Preventing Website Breaches

No company no matter how big is immune to a cyber attack

Blog originally published by FlowTraq™, authored by Dr. Vincent Berk

The highly publicized Apple Developer website breach, which left upwards of 100,000 records with personal names, mailing addresses and emails potentially accessed by intruders released little detail about the situation, which may mean they have discovered a larger, fundamental issue with their developing infrastructure. Especially since the company response was to completely overhaul its systems and databases—a fairly substantial reaction.

The magnitude of the company allowed Apple to handle its situation well. The attacker managed to download some personal information, but by no means did the attacker have unfettered access to Apple resources. Nor was the attacker capable of logging into servers deep inside the Apple network or capable of launching or injecting malware into App Store applications. Apple has been safe from such large-scale, high-profile breaches for a long time because of the company’s vast knowledge and experience in cyber protection.
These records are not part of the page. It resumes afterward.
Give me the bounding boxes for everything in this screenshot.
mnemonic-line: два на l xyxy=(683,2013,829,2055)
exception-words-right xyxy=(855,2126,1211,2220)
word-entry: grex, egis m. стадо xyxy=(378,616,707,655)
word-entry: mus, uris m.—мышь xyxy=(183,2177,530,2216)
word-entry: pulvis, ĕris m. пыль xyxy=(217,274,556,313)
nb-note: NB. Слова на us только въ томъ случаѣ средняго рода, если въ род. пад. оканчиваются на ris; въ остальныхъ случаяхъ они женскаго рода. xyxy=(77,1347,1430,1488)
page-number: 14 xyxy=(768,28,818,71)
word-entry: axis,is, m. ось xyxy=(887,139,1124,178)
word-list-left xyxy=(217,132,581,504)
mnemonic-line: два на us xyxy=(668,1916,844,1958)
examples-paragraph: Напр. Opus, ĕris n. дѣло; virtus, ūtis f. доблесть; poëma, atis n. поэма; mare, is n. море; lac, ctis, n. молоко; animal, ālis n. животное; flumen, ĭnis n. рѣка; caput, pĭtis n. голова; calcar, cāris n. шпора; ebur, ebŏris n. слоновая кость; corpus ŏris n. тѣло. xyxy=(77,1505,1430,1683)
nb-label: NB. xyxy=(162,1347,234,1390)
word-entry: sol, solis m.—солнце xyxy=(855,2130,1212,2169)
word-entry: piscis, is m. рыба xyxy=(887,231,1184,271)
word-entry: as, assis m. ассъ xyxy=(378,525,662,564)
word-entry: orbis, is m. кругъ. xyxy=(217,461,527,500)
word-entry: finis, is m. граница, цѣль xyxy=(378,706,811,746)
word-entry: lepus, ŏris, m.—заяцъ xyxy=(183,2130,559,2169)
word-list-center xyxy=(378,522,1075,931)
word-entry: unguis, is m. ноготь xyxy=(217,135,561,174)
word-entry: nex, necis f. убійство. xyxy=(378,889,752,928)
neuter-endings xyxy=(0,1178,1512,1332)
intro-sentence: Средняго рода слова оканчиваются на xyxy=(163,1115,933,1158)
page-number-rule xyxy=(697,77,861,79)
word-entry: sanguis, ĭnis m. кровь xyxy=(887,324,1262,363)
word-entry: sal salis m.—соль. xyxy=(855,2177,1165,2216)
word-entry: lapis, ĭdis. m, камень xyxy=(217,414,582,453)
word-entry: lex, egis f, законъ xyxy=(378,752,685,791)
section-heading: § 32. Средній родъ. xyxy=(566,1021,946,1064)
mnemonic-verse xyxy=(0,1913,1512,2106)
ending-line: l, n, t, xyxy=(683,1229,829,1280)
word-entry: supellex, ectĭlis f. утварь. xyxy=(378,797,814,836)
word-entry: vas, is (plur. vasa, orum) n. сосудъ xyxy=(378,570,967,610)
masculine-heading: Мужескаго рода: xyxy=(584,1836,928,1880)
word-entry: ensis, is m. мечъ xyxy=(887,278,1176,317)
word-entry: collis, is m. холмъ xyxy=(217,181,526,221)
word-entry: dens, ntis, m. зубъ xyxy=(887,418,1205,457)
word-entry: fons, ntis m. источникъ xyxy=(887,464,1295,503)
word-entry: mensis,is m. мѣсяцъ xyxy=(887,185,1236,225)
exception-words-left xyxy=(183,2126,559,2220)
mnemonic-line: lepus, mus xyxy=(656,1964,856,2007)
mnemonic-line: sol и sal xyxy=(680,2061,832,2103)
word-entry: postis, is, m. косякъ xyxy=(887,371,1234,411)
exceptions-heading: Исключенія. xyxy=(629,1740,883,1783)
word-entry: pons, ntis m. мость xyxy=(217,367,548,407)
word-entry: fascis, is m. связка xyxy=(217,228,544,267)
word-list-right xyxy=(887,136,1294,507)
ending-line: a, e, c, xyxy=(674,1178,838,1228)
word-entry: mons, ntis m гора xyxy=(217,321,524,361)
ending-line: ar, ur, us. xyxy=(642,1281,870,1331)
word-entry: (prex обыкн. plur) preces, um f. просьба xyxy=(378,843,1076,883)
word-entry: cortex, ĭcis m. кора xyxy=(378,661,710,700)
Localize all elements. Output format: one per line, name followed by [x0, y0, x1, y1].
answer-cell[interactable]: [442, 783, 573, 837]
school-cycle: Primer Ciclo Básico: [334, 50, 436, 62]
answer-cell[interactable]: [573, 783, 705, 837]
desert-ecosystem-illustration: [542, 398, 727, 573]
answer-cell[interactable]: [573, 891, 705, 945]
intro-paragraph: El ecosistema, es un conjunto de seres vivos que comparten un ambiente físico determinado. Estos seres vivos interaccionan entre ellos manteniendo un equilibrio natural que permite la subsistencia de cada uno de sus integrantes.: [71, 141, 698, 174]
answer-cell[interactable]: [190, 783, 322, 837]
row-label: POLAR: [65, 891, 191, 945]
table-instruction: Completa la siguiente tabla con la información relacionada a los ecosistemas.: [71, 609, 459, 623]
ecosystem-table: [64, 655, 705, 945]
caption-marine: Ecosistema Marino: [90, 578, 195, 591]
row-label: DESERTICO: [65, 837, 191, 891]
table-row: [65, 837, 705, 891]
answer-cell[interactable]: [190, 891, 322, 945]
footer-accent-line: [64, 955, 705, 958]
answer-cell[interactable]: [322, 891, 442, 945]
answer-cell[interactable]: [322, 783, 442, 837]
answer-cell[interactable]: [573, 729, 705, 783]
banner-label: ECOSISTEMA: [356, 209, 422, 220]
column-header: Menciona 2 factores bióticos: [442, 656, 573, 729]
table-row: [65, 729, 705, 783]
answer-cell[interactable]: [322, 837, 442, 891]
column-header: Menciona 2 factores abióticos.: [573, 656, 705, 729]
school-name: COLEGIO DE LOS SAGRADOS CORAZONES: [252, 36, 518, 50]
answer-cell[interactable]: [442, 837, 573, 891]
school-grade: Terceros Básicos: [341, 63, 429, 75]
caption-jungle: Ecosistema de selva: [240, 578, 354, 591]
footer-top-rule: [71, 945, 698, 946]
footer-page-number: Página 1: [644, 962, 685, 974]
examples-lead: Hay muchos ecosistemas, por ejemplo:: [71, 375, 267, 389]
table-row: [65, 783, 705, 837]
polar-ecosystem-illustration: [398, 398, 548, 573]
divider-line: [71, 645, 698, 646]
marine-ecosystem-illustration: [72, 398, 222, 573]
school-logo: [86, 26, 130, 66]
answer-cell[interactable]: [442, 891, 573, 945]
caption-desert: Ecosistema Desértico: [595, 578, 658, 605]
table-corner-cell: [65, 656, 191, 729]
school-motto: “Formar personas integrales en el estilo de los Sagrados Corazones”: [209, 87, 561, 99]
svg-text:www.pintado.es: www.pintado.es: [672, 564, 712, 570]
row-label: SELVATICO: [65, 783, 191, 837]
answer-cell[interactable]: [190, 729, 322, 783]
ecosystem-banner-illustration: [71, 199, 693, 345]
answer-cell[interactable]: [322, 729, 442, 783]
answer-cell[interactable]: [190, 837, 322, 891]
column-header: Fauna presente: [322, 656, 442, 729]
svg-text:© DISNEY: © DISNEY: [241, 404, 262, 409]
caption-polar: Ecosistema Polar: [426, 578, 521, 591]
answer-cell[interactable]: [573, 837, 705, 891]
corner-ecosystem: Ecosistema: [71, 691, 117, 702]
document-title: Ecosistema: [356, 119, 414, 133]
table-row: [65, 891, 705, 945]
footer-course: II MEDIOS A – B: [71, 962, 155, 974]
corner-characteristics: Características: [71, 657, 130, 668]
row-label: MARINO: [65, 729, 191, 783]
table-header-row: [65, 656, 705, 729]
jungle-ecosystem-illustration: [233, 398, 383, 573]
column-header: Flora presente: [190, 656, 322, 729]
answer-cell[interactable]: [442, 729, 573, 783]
For organizations less versed in building a wall of defense against outside hacks, there are three things they can do now to help prevent such a breach in the future.

  • Compartmentalize your data. This is the equivalent of storing records in locked file cabinets and only giving people access on a need-to-know basis. It is an architectural decision—keep your login information away from the blogs, and separate that from the payment information. Encrypt everything, and stick a firewall in front of these data resources.
  • Perform behavioral analysis on network traffic. 100,000 customer data records coming from a sign-on database is an anomalous traffic pattern, which can be detected manually (humans are great anomaly detectors!) or with software packages. Computers communicate in very predictable patterns, these patterns can be profiled, and anomalies can be detected quickly.
  • Hack yourself. Although audits and Red Team attempts often miss the more subtle attack vectors, an outside team can often pinpoint small vulnerabilities that might allow an attacker access to your systems and data. Place the audit or Red Team in front of the developers first, and force them to be honest. Pride should not stand in the way of securing your customers’ data.

It’s important to remember that 100% security is only possible if you have no data to protect. The question we should be asking is: What are the best steps one can take to ensure as close to 100% protection as possible, no matter how much data needs to be protected?